Aucklander recounts being Iraqi hostage, 30 years on

A New Zealand journalist is accusing the British government of continuing to cover up key details of what really happened to British Airways Flight 149 30 years ago.

In August 1990, the flight landed in Kuwait hours after Iraq had invaded and hundreds of passengers, including two Kiwis, were taken hostage for months.

They were used as human shields and political pawns by Iraq's President Saddam Hussein who had them moved to key facilities across Kuwait and Iraq to prevent them being bombed.

After 30 years of denials, this week the British foreign secretary of state Liz Truss admitted the British government knew the invasion was underway and had failed to alert Flight 149.

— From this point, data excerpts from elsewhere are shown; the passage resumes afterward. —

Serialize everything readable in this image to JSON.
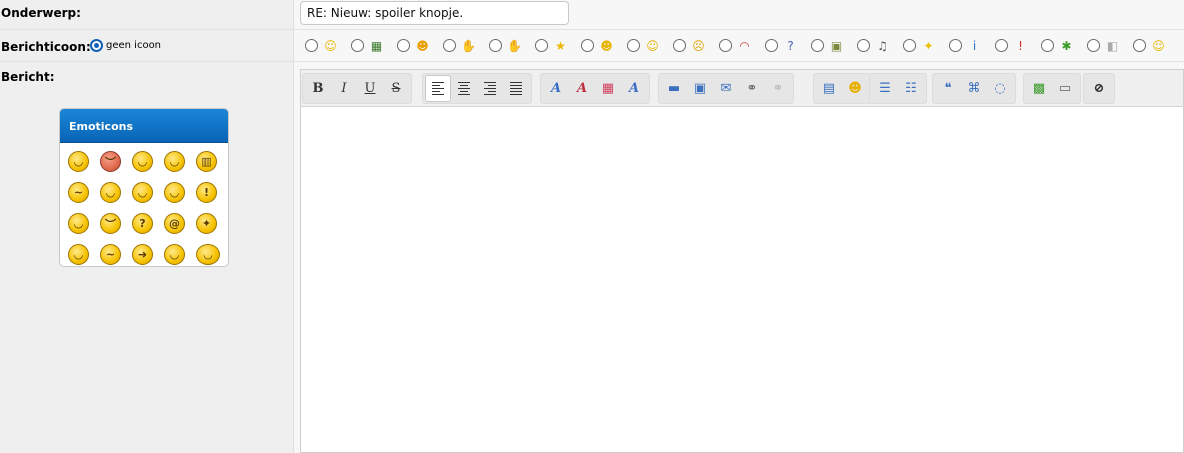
{
  "subject": {
    "label": "Onderwerp:",
    "value": "RE: Nieuw: spoiler knopje."
  },
  "post_icon": {
    "label": "Berichticoon:",
    "no_icon_label": "geen icoon",
    "icons": [
      {
        "name": "smile-icon",
        "glyph": "☺",
        "color": "#e8b400"
      },
      {
        "name": "film-icon",
        "glyph": "▦",
        "color": "#3a7a2a"
      },
      {
        "name": "wink-icon",
        "glyph": "☻",
        "color": "#e8a000"
      },
      {
        "name": "thumbs-up-icon",
        "glyph": "✋",
        "color": "#f0a0a0"
      },
      {
        "name": "thumbs-down-icon",
        "glyph": "✋",
        "color": "#f0a0a0"
      },
      {
        "name": "star-icon",
        "glyph": "★",
        "color": "#e8b800"
      },
      {
        "name": "happy-icon",
        "glyph": "☻",
        "color": "#e8b400"
      },
      {
        "name": "surprised-icon",
        "glyph": "☺",
        "color": "#e8b400"
      },
      {
        "name": "angry-icon",
        "glyph": "☹",
        "color": "#e0a000"
      },
      {
        "name": "rainbow-icon",
        "glyph": "◠",
        "color": "#d04040"
      },
      {
        "name": "question-icon",
        "glyph": "?",
        "color": "#4060c0"
      },
      {
        "name": "picture-icon",
        "glyph": "▣",
        "color": "#7a8a3a"
      },
      {
        "name": "music-note-icon",
        "glyph": "♫",
        "color": "#555555"
      },
      {
        "name": "lightbulb-icon",
        "glyph": "✦",
        "color": "#e8c000"
      },
      {
        "name": "info-icon",
        "glyph": "i",
        "color": "#3070c0"
      },
      {
        "name": "exclamation-icon",
        "glyph": "!",
        "color": "#d03030"
      },
      {
        "name": "bug-icon",
        "glyph": "✱",
        "color": "#3a9a2a"
      },
      {
        "name": "package-icon",
        "glyph": "◧",
        "color": "#aaaaaa"
      },
      {
        "name": "grin-icon",
        "glyph": "☺",
        "color": "#e8b400"
      }
    ]
  },
  "message": {
    "label": "Bericht:",
    "emoticons_title": "Emoticons",
    "emoticons": [
      {
        "name": "smile-emoticon",
        "glyph": "◡",
        "variant": ""
      },
      {
        "name": "mad-emoticon",
        "glyph": "︶",
        "variant": "red"
      },
      {
        "name": "cool-emoticon",
        "glyph": "◡",
        "variant": ""
      },
      {
        "name": "wink-emoticon",
        "glyph": "◡",
        "variant": ""
      },
      {
        "name": "big-grin-emoticon",
        "glyph": "▥",
        "variant": ""
      },
      {
        "name": "confused-emoticon",
        "glyph": "~",
        "variant": ""
      },
      {
        "name": "tongue-emoticon",
        "glyph": "◡",
        "variant": ""
      },
      {
        "name": "shades-emoticon",
        "glyph": "◡",
        "variant": ""
      },
      {
        "name": "rolleyes-emoticon",
        "glyph": "◡",
        "variant": ""
      },
      {
        "name": "exclamation-emoticon",
        "glyph": "!",
        "variant": ""
      },
      {
        "name": "eek-emoticon",
        "glyph": "◡",
        "variant": ""
      },
      {
        "name": "frown-emoticon",
        "glyph": "︶",
        "variant": ""
      },
      {
        "name": "huh-emoticon",
        "glyph": "?",
        "variant": ""
      },
      {
        "name": "at-emoticon",
        "glyph": "@",
        "variant": ""
      },
      {
        "name": "idea-emoticon",
        "glyph": "✦",
        "variant": ""
      },
      {
        "name": "sleepy-emoticon",
        "glyph": "◡",
        "variant": ""
      },
      {
        "name": "doubt-emoticon",
        "glyph": "~",
        "variant": ""
      },
      {
        "name": "arrow-emoticon",
        "glyph": "➜",
        "variant": ""
      },
      {
        "name": "laugh-emoticon",
        "glyph": "◡",
        "variant": ""
      },
      {
        "name": "angel-emoticon",
        "glyph": "◡",
        "variant": "wing"
      }
    ],
    "body": ""
  },
  "toolbar": {
    "groups": [
      [
        {
          "name": "bold-button",
          "glyph": "B",
          "style": "bold"
        },
        {
          "name": "italic-button",
          "glyph": "I",
          "style": "italic"
        },
        {
          "name": "underline-button",
          "glyph": "U",
          "style": "underline"
        },
        {
          "name": "strikethrough-button",
          "glyph": "S",
          "style": "strike"
        }
      ],
      [
        {
          "name": "align-left-button",
          "glyph": "bars-left",
          "style": "sel"
        },
        {
          "name": "align-center-button",
          "glyph": "bars-center",
          "style": ""
        },
        {
          "name": "align-right-button",
          "glyph": "bars-right",
          "style": ""
        },
        {
          "name": "justify-button",
          "glyph": "bars-full",
          "style": ""
        }
      ],
      [
        {
          "name": "font-button",
          "glyph": "A",
          "style": "fontA"
        },
        {
          "name": "font-size-button",
          "glyph": "A",
          "style": "fontRed"
        },
        {
          "name": "color-button",
          "glyph": "▦",
          "style": "color"
        },
        {
          "name": "clear-format-button",
          "glyph": "A",
          "style": "fontA"
        }
      ],
      [
        {
          "name": "horizontal-rule-button",
          "glyph": "▬",
          "style": "blue"
        },
        {
          "name": "insert-image-button",
          "glyph": "▣",
          "style": "blue"
        },
        {
          "name": "insert-email-button",
          "glyph": "✉",
          "style": "blue"
        },
        {
          "name": "insert-link-button",
          "glyph": "⚭",
          "style": "grey"
        },
        {
          "name": "unlink-button",
          "glyph": "⚭",
          "style": "light"
        }
      ],
      [
        {
          "name": "insert-video-button",
          "glyph": "▤",
          "style": "blue"
        },
        {
          "name": "insert-smiley-button",
          "glyph": "☻",
          "style": "yellow"
        }
      ],
      [
        {
          "name": "bullet-list-button",
          "glyph": "☰",
          "style": "blue"
        },
        {
          "name": "numbered-list-button",
          "glyph": "☷",
          "style": "blue"
        }
      ],
      [
        {
          "name": "quote-button",
          "glyph": "❝",
          "style": "blue"
        },
        {
          "name": "code-button",
          "glyph": "⌘",
          "style": "blue"
        },
        {
          "name": "spoiler-bubble-button",
          "glyph": "◌",
          "style": "blue"
        }
      ],
      [
        {
          "name": "source-mode-button",
          "glyph": "▩",
          "style": "green"
        },
        {
          "name": "preview-button",
          "glyph": "▭",
          "style": "grey"
        }
      ],
      [
        {
          "name": "spoiler-hide-button",
          "glyph": "⊘",
          "style": "bold"
        }
      ]
    ]
  }
}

Britain's ambassador to Kuwait had called the Foreign Office to alert them hours before the flight landed.

"The call made by HMA Kuwait has never been publicly disclosed or acknowledged until today," Truss said in a written statement earlier this week.

"These files show that the existence of the call was not revealed to Parliament and the public, this failure was unacceptable.

As the current Secretary of State, I apologise to the House for this, and I express my deepest sympathy to those who were detained and mistreated."

Two Kiwis, Henry and Daphne Halkyard, were taken hostage but eventually released.

Speaking to Television New Zealand on their flight home in October 1990 they said said it was "an absolute nightmare from beginning to end".

"As soon as you got off the plane and saw the situation you realised you might have been taken out and shot at any moment," Daphne said.

A flight attendant on British Airways Flight 149, Helen Peters, told 1News that she was held hostage for about a month, but was treated a lot better than the men on the flight.

"I often had reoccurring nightmares that I was stuck in another war I actually felt very unsafe in my own country, hence we actually moved to New Zealand 15 years ago and as soon as we arrived in New Zealand I just felt we were safe, it still has an effect on me now."

"We were treated pretty well, there was a lack of food, we didn't have much to eat at all, we were only there for a month and it was obviously after we went that the guys were held hostage were mistreated, a lot of them were mistreated."

Peters said this week's apology didn't cut it.

"Thirty years just to acknowledge yes we did know, it's no excuse really."

New Zealand journalist Stephen Davis has just published a book on flight on BA Flight 149, Operation Trojan Horse, and he said some of the hostages were badly mistreated.

"They were subject to rapes and sexual assaults, mock executions, near starvation conditions many of them had their lives ruined for ever," he told 1News this week.

"Today's UK Government apology is significant and it's useful to have but it's a half-truth."

"They also clearly demonstrated from today's statement that two British Prime Minister's Margaret Thatcher and John Major lied about what happened to BA 149, so it's a breakthrough it's just not the whole truth."

Davis said the British Government is still covering up the fact that they had put a military team on the flight in order to sneak them into Kuwait.

"They need to say, yes sorry we put a secret team on the plane, it was a mission that went wrong, we're sorry and we owe you compensation."